One local Realtor trade group has filed a lawsuit against another group in California’s Silicon Valley area, charging that the group violated a contract and engaged in a plan to steal away its members.

One local Realtor trade group has filed a lawsuit against another group in California’s Silicon Valley area, charging that the group violated a contract and engaged in a plan to steal away its members.

The lawsuit, filed Aug. 4 in Santa Clara County Superior Court, alleges that the Silicon Valley Association of Realtors actively solicited members from the larger Santa Clara County Association of Realtors “to change their primary real estate board membership, or board of choice” to the Silicon Valley Association of Realtors.

Janet Case, executive officer for the 3,600-member Silicon Valley Association of Realtors, meanwhile, said, “The allegations are entirely without merit.” She added, “We’re very disappointed about this. It was a surprise. We’ve always had a good relationship with our neighbor associations.” Case said she could not discuss specifics about the lawsuit.

The dispute centers around a contract to provide Santa Clara association members access to online property forms through a subsidiary of the Silicon Valley association known as PRDS. While the California Association of Realtors, the state Realtor trade group, offers widely popular electronic real estate forms for its members, some local associations and brokers also use their own unique forms in real estate transactions. PRDS offers an online forms platform that subscribers can access through the Web.

This lawsuit provides a window into possible competition between local trade groups to bolster membership.

About 10 years ago, the National Association of Realtors trade group allowed Realtors to choose which local trade association to join, the lawsuit states, and this decision essentially put local trade associations in competition with one another for members. “The services each local trade association is able to offer its members is directly dependent upon the revenue stream it is able to generate from the fees paid by its membership,” the lawsuit states. “The size of the membership within each local trade association impacts its political clout and sphere of influence with respect to other real estate entities.”

An estimated 1,540 members of the Santa Clara association, which has a total membership of about 8,000, were using the PRDS forms until the Santa Clara association decided in May not to renew its contract allowing members to access the PRDS forms, Case said. Members of three local Realtor associations have access to PRDS forms, she said, and in every case the associations are charged the same per-member fee to access the system.

Case said that increasing numbers of Santa Clara association members had been using the PRDS online system prior to the association dropping the licensing agreement. “Their usage was growing,” she said. The PRDS forms are based on a “slightly different standard of practice” for Realtors in the region compared with other regions in the state, she added. “We do practice a little differently.”

The lawsuit alleges that the Santa Clara association had earlier requested to pay a per-member fee for online access to the PRDS forms because not all members used the forms, but the Silicon Valley association “emphatically refused this request” and required that the association pay a fee based on its total membership.

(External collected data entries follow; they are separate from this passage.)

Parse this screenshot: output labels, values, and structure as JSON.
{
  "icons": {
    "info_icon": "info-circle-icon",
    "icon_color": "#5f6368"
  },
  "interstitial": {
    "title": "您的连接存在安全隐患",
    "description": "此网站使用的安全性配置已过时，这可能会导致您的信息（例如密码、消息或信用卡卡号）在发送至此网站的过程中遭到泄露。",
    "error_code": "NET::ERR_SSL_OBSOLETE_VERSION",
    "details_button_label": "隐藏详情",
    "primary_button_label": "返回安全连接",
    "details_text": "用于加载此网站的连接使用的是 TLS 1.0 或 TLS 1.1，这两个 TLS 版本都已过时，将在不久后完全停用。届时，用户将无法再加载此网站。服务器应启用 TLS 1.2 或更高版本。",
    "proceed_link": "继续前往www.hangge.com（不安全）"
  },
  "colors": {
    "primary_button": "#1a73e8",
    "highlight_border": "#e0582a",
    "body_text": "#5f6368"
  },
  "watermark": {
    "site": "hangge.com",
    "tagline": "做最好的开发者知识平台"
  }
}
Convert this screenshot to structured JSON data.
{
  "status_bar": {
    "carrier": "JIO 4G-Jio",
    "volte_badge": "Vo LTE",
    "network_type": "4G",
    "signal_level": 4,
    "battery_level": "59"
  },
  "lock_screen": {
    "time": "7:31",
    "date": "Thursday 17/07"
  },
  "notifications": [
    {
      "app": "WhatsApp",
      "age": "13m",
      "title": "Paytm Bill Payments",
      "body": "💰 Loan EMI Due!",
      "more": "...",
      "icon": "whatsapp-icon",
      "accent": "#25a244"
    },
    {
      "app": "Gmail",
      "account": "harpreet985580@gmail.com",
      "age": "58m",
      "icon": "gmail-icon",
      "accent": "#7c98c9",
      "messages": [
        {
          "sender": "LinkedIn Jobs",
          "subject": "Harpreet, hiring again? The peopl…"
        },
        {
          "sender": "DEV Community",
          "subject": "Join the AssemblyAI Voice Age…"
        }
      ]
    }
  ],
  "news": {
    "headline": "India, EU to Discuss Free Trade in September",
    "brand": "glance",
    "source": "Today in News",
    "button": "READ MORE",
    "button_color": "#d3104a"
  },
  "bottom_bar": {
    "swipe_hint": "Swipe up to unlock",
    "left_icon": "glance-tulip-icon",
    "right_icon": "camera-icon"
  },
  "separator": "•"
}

The Santa Clara association paid $61,000 for a one-year licensing agreement for all of its members to access the forms, the lawsuit states, and the Silicon Valley association later informed the group that it would cost  $160,000 to renew the licensing agreement for the period starting in June 2005 and ending in May 2006. The Santa Clara Association decided not to renew the system because of this hike in cost, the lawsuit states.

As a part of its contract to allow its members to access the PRDS forms, the Santa Clara association agreed to furnish a list of names and e-mail addresses to the Silicon Valley association that were solely intended for use in allowing the members to access the forms, though the Silicon Valley association “made a conscious decision to misappropriate (this) membership list and the e-mail addresses of its members and to falsely solicit those members through misleading advertising and materials,” the lawsuit alleges.

Ron Rossi, the lawyer who is representing the Santa Clara association in the lawsuit, said that the state Realtor association has worked to supply electronic real estate forms that suit Realtors throughout the state, adding, “The need for a separate form has pretty much diminished.” Rossi said he actually helped to draw up some of the original language for the PRDS forms several years ago.

Members of the Santa Clara Association are in some cases requested by Realtors on the other side of a real estate transaction to use PRDS forms even if the Santa Clara members do not use the forms for their own real estate transactions, Rossi said. “If I’m a competitor and I want to service my client I may have to abide by your wishes,” he said.

The lawsuit alleges that the Silicon Valley association and its subsidiary “secretly hoped and intended that (the Santa Clara association) would not renew its licensing agreement so that (the Silicon Valley Association and its subsidiary) could misappropriate…proprietary and confidential information in order to solicit and steal its members so that it could increase its own membership and expand its sphere of influence.”

The lawsuit seeks a restraining order and permanent injunction relating to the use of the Santa Clara association’s member names and e-mail addresses, and other damages.